A vida é assim: esquenta e esfria,
aperta e daí afrouxa,
sossega e depois desinquieta.
O que ela quer da gente é coragem."
A vida é assim: esquenta e esfria,
aperta e daí afrouxa,
sossega e depois desinquieta.
O que ela quer da gente é coragem."
Guimarães Rosa.
Resoluções sobre Saúde do II Encontro Nacional da União da Juventude
Comunista em Cuba, realizado de 19 a 20 de maio de 2012, em
Camaguey-Cuba.
O atual modelo de saúde no Brasil, o
Sistema Único de Saúde (SUS), começa a aparecer no final da década de
1970 com a articulação do Movimento da Reforma Sanitária (MRS). Esse
movimento, que surge em meio a uma ampla articulação pelas eleições
diretas e pelo fim da ditadura militar, se orientava por um projeto que
visava uma profunda reforma na área da saúde que, segundo Paim, “não
compreendia a saúde como uma questão exclusivamente biológica a ser
resolvida pelos serviços médicos, mas sim como uma questão social e
política”[1]. O MRS estava composto por profissionais da saúde,
estudantes, sindicatos, intelectuais, entidades da sociedade civil e
partidos políticos diversos – uma ampla articulação de setores que
lutavam pelo fim da ditadura militar, de diversos espectros políticos.
Essas articulações originaram um grande movimento por uma reforma
sanitária, de abrangência nacional e caráter progressista. Em 1986, o
MRS culmina com aconstrução da histórica 8o Conferência Nacional de
Saúde (CNS), que deliberou uma série de princípios que deveriam balizar o
novo sistema de saúde. Com a 8o Conferência, o movimento sanitarista se
organizou para fazer as disputas na Constituinte de 1988, assim como o
complexo médico-industrial e farmacêutico, que também chegou articulado
para a Constituinte, inclusive com influência dentro do próprio MRS.
Dessa disputa nasceu o SUS como está redigido na Constituição de 1988.

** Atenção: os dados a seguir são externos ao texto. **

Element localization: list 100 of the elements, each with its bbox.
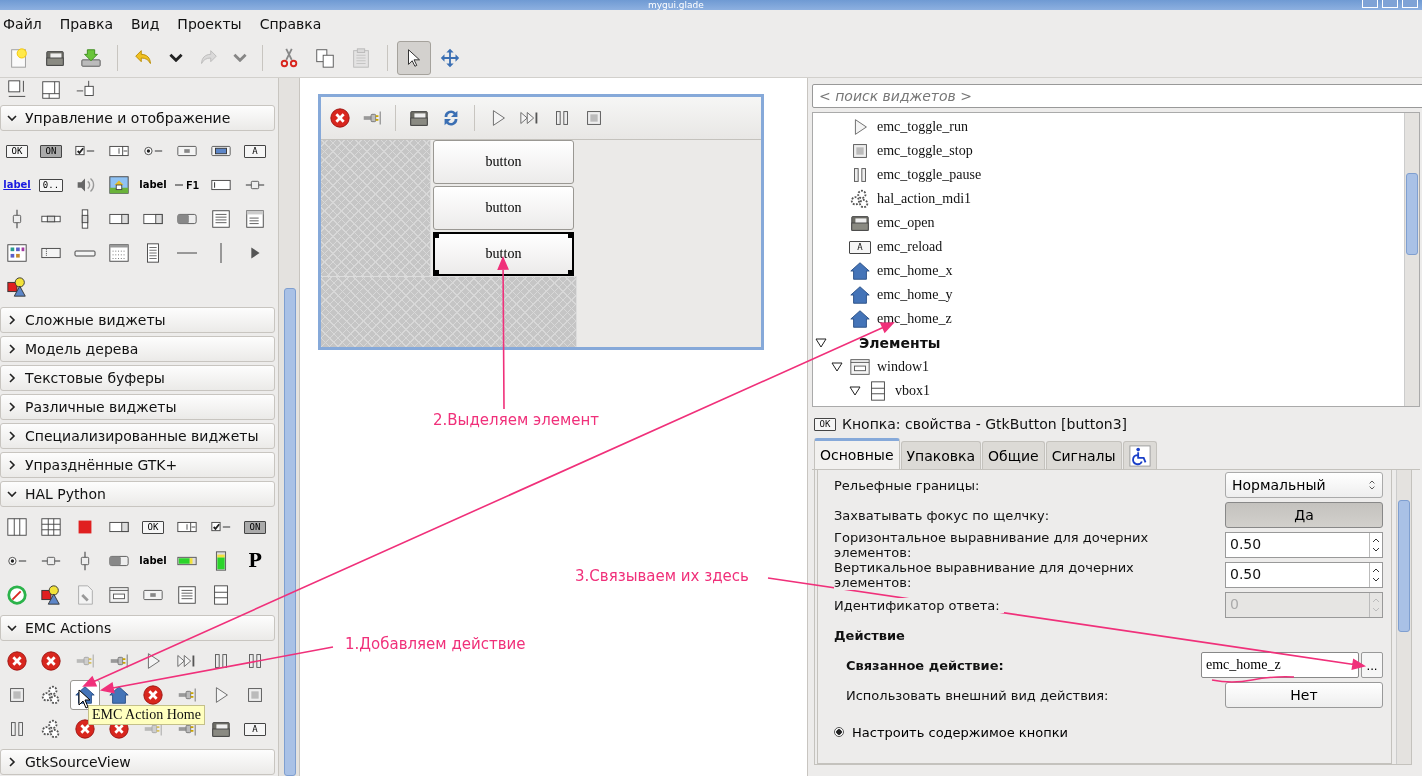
browse-button[interactable]: ... [1361, 652, 1383, 678]
palette-item[interactable]: ON [36, 136, 66, 166]
palette-group-header[interactable]: Модель дерева [0, 336, 275, 362]
window-title: mygui.glade [648, 0, 704, 10]
palette-item[interactable]: label [138, 546, 168, 576]
gears-icon [40, 718, 62, 740]
button-widget[interactable]: button [433, 232, 574, 276]
palette-group-header[interactable]: Специализированные виджеты [0, 423, 275, 449]
tree-item[interactable]: A emc_reload [813, 235, 1404, 259]
horizontal-line-icon [176, 252, 198, 254]
new-file-icon [8, 46, 30, 69]
tab[interactable]: Упаковка [900, 441, 982, 469]
tab[interactable]: Общие [982, 441, 1045, 469]
updown-icon [1372, 538, 1380, 552]
palette-item[interactable]: label [138, 170, 168, 200]
annotation-text: 2.Выделяем элемент [433, 411, 600, 429]
vertical-line-icon [220, 242, 222, 264]
tab[interactable]: Основные [814, 438, 900, 469]
section-heading: Действие [834, 627, 905, 643]
palette-group-header[interactable]: Управление и отображение [0, 105, 275, 131]
scrollbar[interactable] [279, 78, 300, 776]
palette-item[interactable]: label [2, 170, 32, 200]
tree-item[interactable]: vbox1 [813, 379, 1404, 403]
window-icon [849, 356, 871, 378]
button-widget-icon: A [849, 240, 871, 254]
tree-item[interactable]: emc_home_x [813, 259, 1404, 283]
palette-item[interactable]: OK [2, 136, 32, 166]
move-icon [439, 46, 461, 69]
tooltip: EMC Action Home [88, 705, 205, 725]
scrollbar[interactable] [1404, 113, 1419, 406]
palette-group-header[interactable]: EMC Actions [0, 615, 275, 641]
palette-group-header[interactable]: Сложные виджеты [0, 307, 275, 333]
palette-group-header[interactable]: Текстовые буферы [0, 365, 275, 391]
spin-field[interactable]: 0.50 [1225, 532, 1383, 558]
toggle-widget-icon: ON [244, 520, 266, 534]
property-label: Идентификатор ответа: [834, 597, 1004, 613]
menu-item[interactable]: Вид [130, 16, 160, 32]
updown-icon [1368, 479, 1376, 491]
minimize-button[interactable] [1362, 0, 1378, 8]
tree-item[interactable]: hal_action_mdi1 [813, 187, 1404, 211]
columns-icon [6, 516, 28, 538]
dropdown[interactable]: Нормальный [1225, 472, 1383, 498]
search-field[interactable]: < поиск виджетов > [812, 84, 1422, 108]
label-icon: label [139, 556, 167, 566]
palette-group-header[interactable]: Упразднённые GTK+ [0, 452, 275, 478]
updown-icon [1372, 568, 1380, 582]
tab[interactable]: Сигналы [1045, 441, 1122, 469]
cross-circle-icon [6, 650, 28, 672]
person-icon [1128, 444, 1151, 467]
menu-item[interactable]: Справка [259, 16, 322, 32]
toggle-button[interactable]: Нет [1225, 682, 1383, 708]
menu-item[interactable]: Файл [3, 16, 42, 32]
updown-icon [1372, 598, 1380, 612]
action-field[interactable]: emc_home_z [1201, 652, 1359, 678]
palette-item[interactable]: OK [138, 512, 168, 542]
palette-item[interactable]: A [240, 714, 270, 744]
tree-item[interactable]: emc_home_z [813, 307, 1404, 331]
group-title: GtkSourceView [25, 754, 131, 770]
group-title: Модель дерева [25, 341, 139, 357]
button-widget-icon: OK [142, 520, 164, 534]
tree-item[interactable]: emc_toggle_run [813, 115, 1404, 139]
spin-field[interactable]: 0.50 [1225, 562, 1383, 588]
tree-item[interactable]: emc_toggle_pause [813, 163, 1404, 187]
button-widget[interactable]: button [433, 140, 574, 184]
tree-item[interactable]: Элементы [813, 331, 1404, 355]
annotation-text: 3.Связываем их здесь [575, 567, 749, 585]
house-icon [849, 308, 871, 330]
caret-icon [233, 53, 247, 62]
menu-item[interactable]: Правка [59, 16, 113, 32]
table-icon [244, 208, 266, 230]
palette-item[interactable]: F1 [172, 170, 202, 200]
tree-item[interactable]: window1 [813, 355, 1404, 379]
scale-button-icon: 0.. [38, 178, 64, 192]
cross-circle-icon [40, 650, 62, 672]
close-button[interactable] [1402, 0, 1418, 8]
annotation-text: 1.Добавляем действие [345, 635, 526, 653]
button-widget-icon: A [244, 722, 266, 736]
palette-item[interactable]: ON [240, 512, 270, 542]
bar-icon [74, 249, 96, 257]
palette-item[interactable]: P [240, 546, 270, 576]
tab[interactable] [1122, 441, 1157, 469]
radio-button[interactable]: Настроить содержимое кнопки [834, 724, 1068, 740]
button-widget[interactable]: button [433, 186, 574, 230]
toggle-widget-icon: ON [40, 144, 62, 158]
toggle-button[interactable]: Да [1225, 502, 1383, 528]
tree-item[interactable]: emc_home_y [813, 283, 1404, 307]
logo-icon: P [248, 552, 262, 570]
gears-icon [849, 188, 871, 210]
group-title: Сложные виджеты [25, 312, 166, 328]
palette-group-header[interactable]: Различные виджеты [0, 394, 275, 420]
scrollbar[interactable] [1396, 470, 1411, 764]
palette-group-header[interactable]: GtkSourceView [0, 749, 275, 775]
palette-item[interactable]: 0.. [36, 170, 66, 200]
maximize-button[interactable] [1382, 0, 1398, 8]
menu-item[interactable]: Проекты [177, 16, 242, 32]
palette-item[interactable]: A [240, 136, 270, 166]
toolbar-button[interactable] [397, 40, 431, 75]
tree-item[interactable]: emc_open [813, 211, 1404, 235]
palette-group-header[interactable]: HAL Python [0, 481, 275, 507]
tree-item[interactable]: emc_toggle_stop [813, 139, 1404, 163]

O SUS, ainda que marcado pelas
contradições das disputas de distintos projetos, nasceu garantindo uma
série de direitos em saúde para a população, apontando o Estado como o
principal responsável para garanti-los. Entre os princípios aprovados na
Constituição de 1988 estão a universalidade do sistema, a integralidade
da atenção, a equidade nas ações e a participação social, que
transformaram o processo social da saúde no país. Com base em diversas
normas organizativas e operacionais, chegou aos quatro cantos do país,
com grandes diferenças regionais, principalmente com o aumento da
infraestrutura na atenção primária de saúde. O período pós-constituinte,
estratégico para a implementação do sistema planificado, foi um período
hegemonizado pelo chamado pensamento neoliberal, com progressivos
cortes nas áreas sociais e privatizações de empresas estratégicas e
serviços, orientados pela política macroeconômica ditada pelo FMI e BM,
de superavitprimário, de elevadas taxas de juros e do câmbio flutuante.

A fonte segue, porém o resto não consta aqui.